Nico
The Marble Index
Ci sono artisti (due nomi a caso, Tim Buckley e Scott Walker) che, nei loro anni migliori, hanno travalicato il tempo e lo spazio di un’epoca. Nico, all’anagrafe Christa Paffgen, è indiscutibilmente parte di questa cerchia di musicisti “aliena” e immortale. Vestale gotica di riti ancestrali e antichissimi, icona di un immaginario mitteleuropeo e lugubre, la musa di Andy Warhol ha avuto un impatto notevole sulle future generazioni dark, psych-folk e dream-pop, creando praticamente dal nulla un’estetica sonora cupa e priva di compromessi.
Un lancinante canto di dolore immerso nel vuoto assordante di una cattedrale deserta. Un buco nero che pochi hanno avuto davvero il coraggio di attraversare (con il rischio di venirne risucchiati per sempre). Nico ha oltrepassato quella porta sconosciuta, navigando nell’oscurità più tetra dell’animo umano, e il percorso tracciato dalla sua opera è stato un esempio per molte band e cantautrici a venire. La musica di Nico non contempla i raggi di sole del giorno, né l’alba. Aspetta il tramonto, il respiro della notte e la pallida luce lunare.
Dopo l’esordio solista nel ’67 con il canonico baroque-pop di “Chelsea Girl” (e omonimo film warholiano), l’ex bionda modella-chanteuse tedesca decide di registrare nel settembre dell’anno successivo, presso gli Elektra Sound Recorders di Los Angeles, un lavoro impegnativo e personale. Qualcosa che nasca dalle cicatrici interiori, dai tormenti e dai dubbi di sé.
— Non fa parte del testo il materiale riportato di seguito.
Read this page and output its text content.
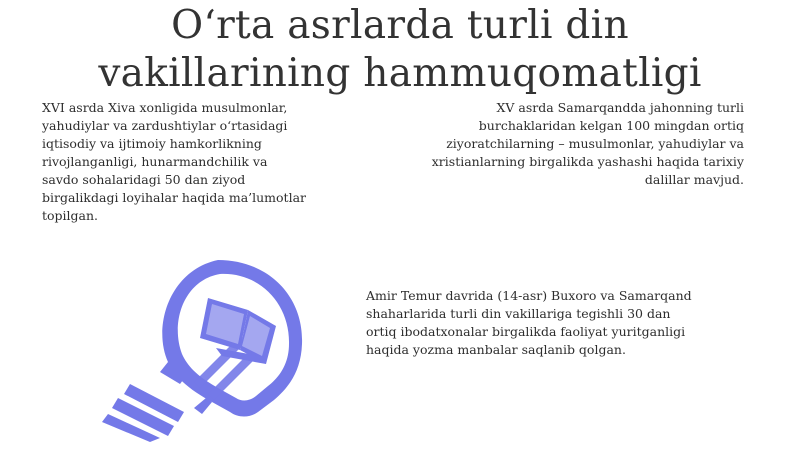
O‘rta asrlarda turli din
vakillarining hammuqomatligi
XVI asrda Xiva xonligida musulmonlar,
yahudiylar va zardushtiylar o‘rtasidagi
iqtisodiy va ijtimoiy hamkorlikning
rivojlanganligi, hunarmandchilik va
savdo sohalaridagi 50 dan ziyod
birgalikdagi loyihalar haqida ma’lumotlar
topilgan.
XV asrda Samarqandda jahonning turli
burchaklaridan kelgan 100 mingdan ortiq
ziyoratchilarning – musulmonlar, yahudiylar va
xristianlarning birgalikda yashashi haqida tarixiy
dalillar mavjud.
Amir Temur davrida (14-asr) Buxoro va Samarqand
shaharlarida turli din vakillariga tegishli 30 dan
ortiq ibodatxonalar birgalikda faoliyat yuritganligi
haqida yozma manbalar saqlanib qolgan.
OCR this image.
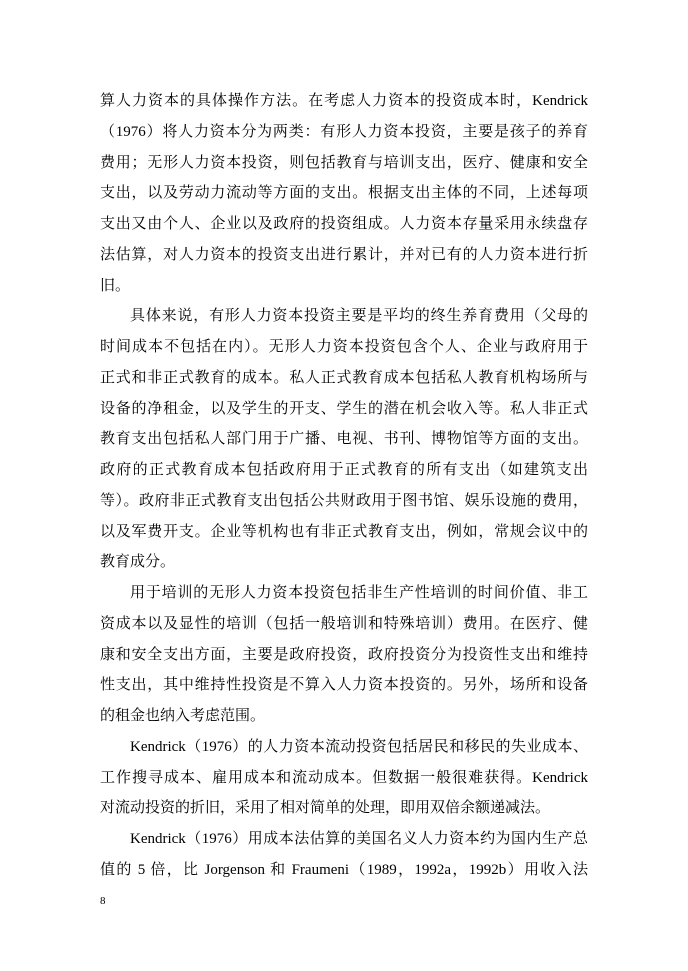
算人力资本的具体操作方法。在考虑人力资本的投资成本时，Kendrick
（1976）将人力资本分为两类：有形人力资本投资，主要是孩子的养育
费用；无形人力资本投资，则包括教育与培训支出，医疗、健康和安全
支出，以及劳动力流动等方面的支出。根据支出主体的不同，上述每项
支出又由个人、企业以及政府的投资组成。人力资本存量采用永续盘存
法估算，对人力资本的投资支出进行累计，并对已有的人力资本进行折
旧。
具体来说，有形人力资本投资主要是平均的终生养育费用（父母的
时间成本不包括在内）。无形人力资本投资包含个人、企业与政府用于
正式和非正式教育的成本。私人正式教育成本包括私人教育机构场所与
设备的净租金，以及学生的开支、学生的潜在机会收入等。私人非正式
教育支出包括私人部门用于广播、电视、书刊、博物馆等方面的支出。
政府的正式教育成本包括政府用于正式教育的所有支出（如建筑支出
等）。政府非正式教育支出包括公共财政用于图书馆、娱乐设施的费用，
以及军费开支。企业等机构也有非正式教育支出，例如，常规会议中的
教育成分。
用于培训的无形人力资本投资包括非生产性培训的时间价值、非工
资成本以及显性的培训（包括一般培训和特殊培训）费用。在医疗、健
康和安全支出方面，主要是政府投资，政府投资分为投资性支出和维持
性支出，其中维持性投资是不算入人力资本投资的。另外，场所和设备
的租金也纳入考虑范围。
Kendrick（1976）的人力资本流动投资包括居民和移民的失业成本、
工作搜寻成本、雇用成本和流动成本。但数据一般很难获得。Kendrick
对流动投资的折旧，采用了相对简单的处理，即用双倍余额递减法。
Kendrick（1976）用成本法估算的美国名义人力资本约为国内生产总
值的 5 倍，比 Jorgenson 和 Fraumeni（1989，1992a，1992b）用收入法
8
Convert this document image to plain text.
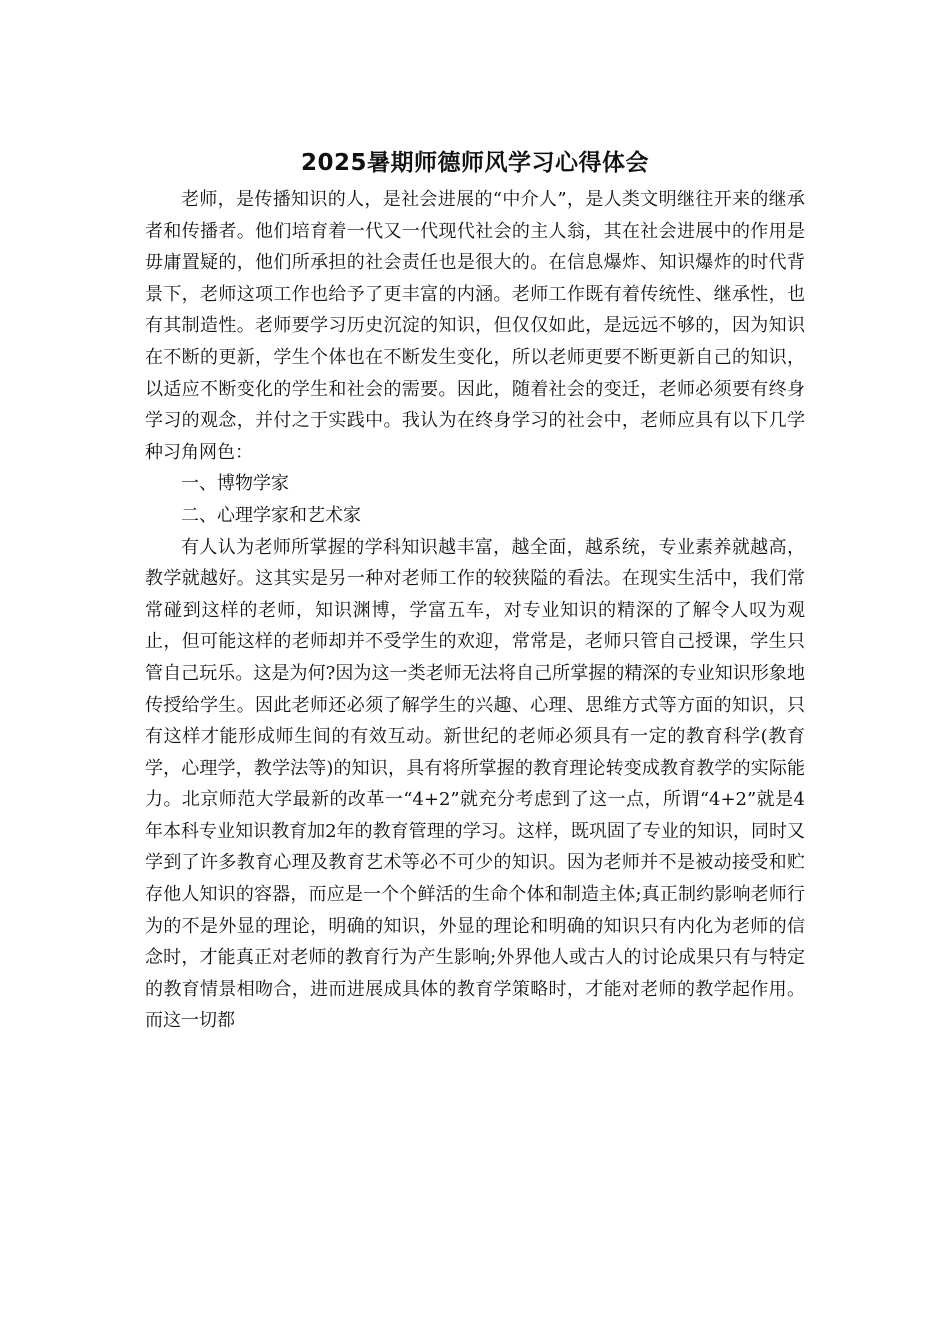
2025暑期师德师风学习心得体会

老师，是传播知识的人，是社会进展的“中介人”，是人类文明继往开来的继承者和传播者。他们培育着一代又一代现代社会的主人翁，其在社会进展中的作用是毋庸置疑的，他们所承担的社会责任也是很大的。在信息爆炸、知识爆炸的时代背景下，老师这项工作也给予了更丰富的内涵。老师工作既有着传统性、继承性，也有其制造性。老师要学习历史沉淀的知识，但仅仅如此，是远远不够的，因为知识在不断的更新，学生个体也在不断发生变化，所以老师更要不断更新自己的知识，以适应不断变化的学生和社会的需要。因此，随着社会的变迁，老师必须要有终身学习的观念，并付之于实践中。我认为在终身学习的社会中，老师应具有以下几学种习角网色：

一、博物学家

二、心理学家和艺术家

有人认为老师所掌握的学科知识越丰富，越全面，越系统，专业素养就越高，教学就越好。这其实是另一种对老师工作的较狭隘的看法。在现实生活中，我们常常碰到这样的老师，知识渊博，学富五车，对专业知识的精深的了解令人叹为观止，但可能这样的老师却并不受学生的欢迎，常常是，老师只管自己授课，学生只管自己玩乐。这是为何?因为这一类老师无法将自己所掌握的精深的专业知识形象地传授给学生。因此老师还必须了解学生的兴趣、心理、思维方式等方面的知识，只有这样才能形成师生间的有效互动。新世纪的老师必须具有一定的教育科学(教育学，心理学，教学法等)的知识，具有将所掌握的教育理论转变成教育教学的实际能力。北京师范大学最新的改革一“4+2”就充分考虑到了这一点，所谓“4+2”就是4年本科专业知识教育加2年的教育管理的学习。这样，既巩固了专业的知识，同时又学到了许多教育心理及教育艺术等必不可少的知识。因为老师并不是被动接受和贮存他人知识的容器，而应是一个个鲜活的生命个体和制造主体;真正制约影响老师行为的不是外显的理论，明确的知识，外显的理论和明确的知识只有内化为老师的信念时，才能真正对老师的教育行为产生影响;外界他人或古人的讨论成果只有与特定的教育情景相吻合，进而进展成具体的教育学策略时，才能对老师的教学起作用。而这一切都
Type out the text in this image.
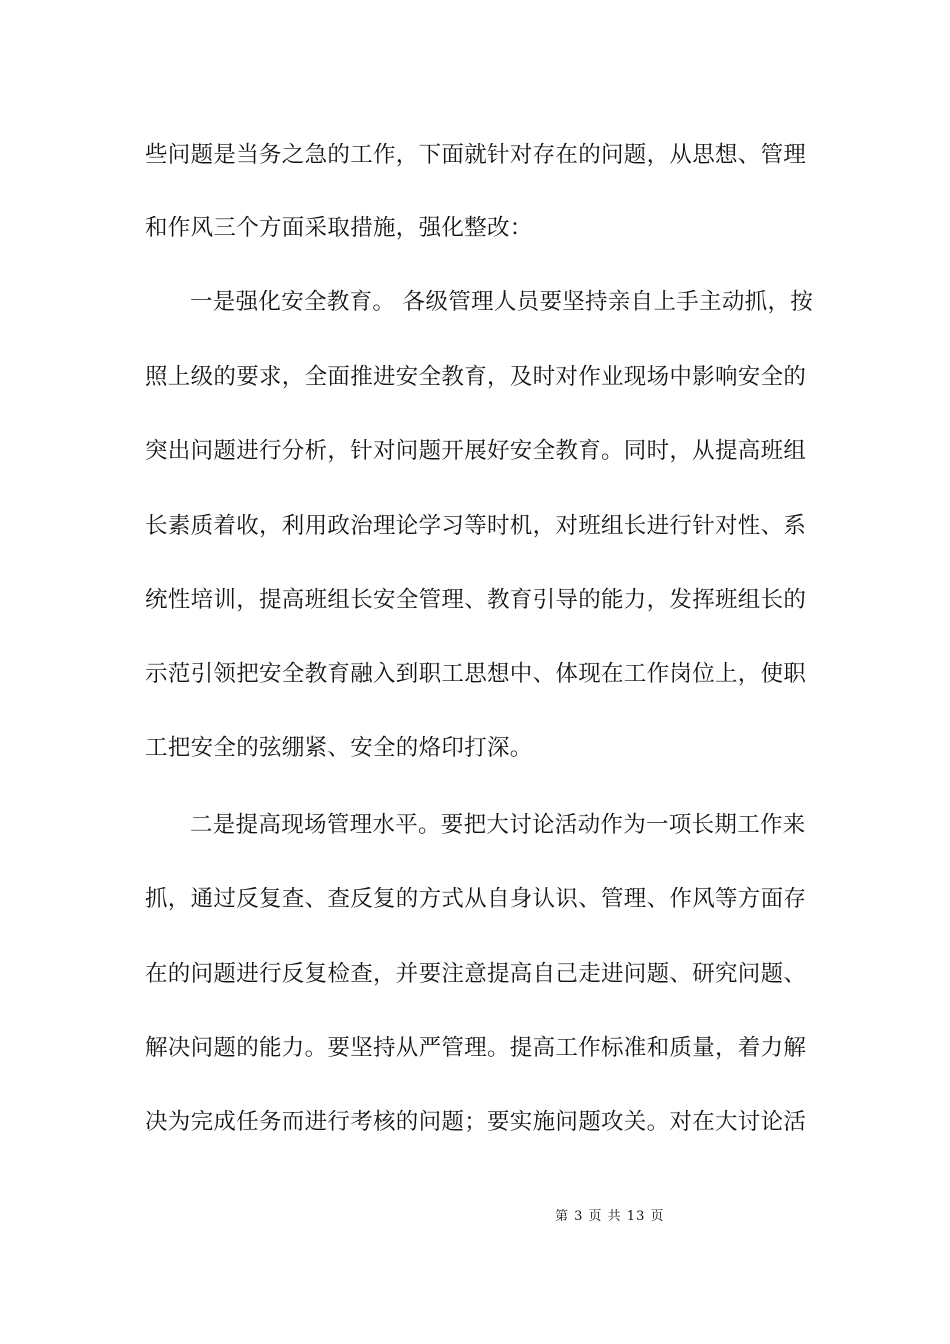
些问题是当务之急的工作，下面就针对存在的问题，从思想、管理
和作风三个方面采取措施，强化整改：
一是强化安全教育。 各级管理人员要坚持亲自上手主动抓，按
照上级的要求，全面推进安全教育，及时对作业现场中影响安全的
突出问题进行分析，针对问题开展好安全教育。同时，从提高班组
长素质着收，利用政治理论学习等时机，对班组长进行针对性、系
统性培训，提高班组长安全管理、教育引导的能力，发挥班组长的
示范引领把安全教育融入到职工思想中、体现在工作岗位上，使职
工把安全的弦绷紧、安全的烙印打深。
二是提高现场管理水平。要把大讨论活动作为一项长期工作来
抓，通过反复查、查反复的方式从自身认识、管理、作风等方面存
在的问题进行反复检查，并要注意提高自己走进问题、研究问题、
解决问题的能力。要坚持从严管理。提高工作标准和质量，着力解
决为完成任务而进行考核的问题；要实施问题攻关。对在大讨论活
第 3 页 共 13 页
Quel “qualcosa” d’indecifrabile e unico, dal potente fascino evocativo, sarà “The Marble Index”. Un monolite scuro e imponente, se vogliamo azzardare importanti paragoni cinematografici contemporanei.
La produzione di Frazier Mohawk e l’aiuto del fido John Cale daranno un contributo sostanziale al suono solenne e mesmerico di “The Marble Index”. L’ex-sodale velvettiano suonerà, infatti, quasi ogni strumento (viola elettrica, piano, basso, chitarra, glockenspiel, campane e armonica). “Prelude” è l’incipit strumentale di questo viaggio senza ritorno, un minuto di echi eterei e atmosferici. I bordoni e le note circolari dell’harmonium suonato da Nico in “Lawns Of Dawns” fanno tesoro della lezione minimalista di LaMonte Young all’allievo Cale: “Prati Di Albe” è un visionario riferimento all’esperienza lisergica con il peyote della Paffgen e Jim Morrison nel deserto della California, durante i tardi Sessanta. “No One Is There” è una medievale nenia contrappuntata dalla viola di Cale e dall’ipnotico timbro dell’interprete di “Femme Fatale”.
La malinconica dedica materna di “Ari’s Song” è una fioca candela di speranza e pace tra le tenebre degli abissi, un altrove indefinito di droni impalpabili, rumori gelidi e avant-garde che prende forma in “Facing The Wind”. La sepolcrale sacerdotessa osserva il suo riflesso in un pozzo profondo di solitudine, dove l’esistenza è una ossessiva partita a scacchi con la Morte bergmaniana de “Il Settimo Sigillo”, e nient’altro. “Frozen Warnings” rimane uno dei brani indelebili di Nico, un sogno\incubo da una dimensione lovecraftiana, che ha generato il culto di tanti proseliti con buona memoria (Brian Eno, Siouxsie, Dead Can Dance, la label 4AD).
La dea pagana dell’onirica “Evening Of Light” ci congeda da un mondo d’inquietudine e superstizione: un incantesimo sospeso in un limbo di dannati, una lotta contro i propri demoni in perenne esilio dalla vita. “The Marble Index” è un enigma irrisolto, immaginifico e figurativo come un quadro di Bosch, spettrale e diafano come il volto della sua misteriosa autrice.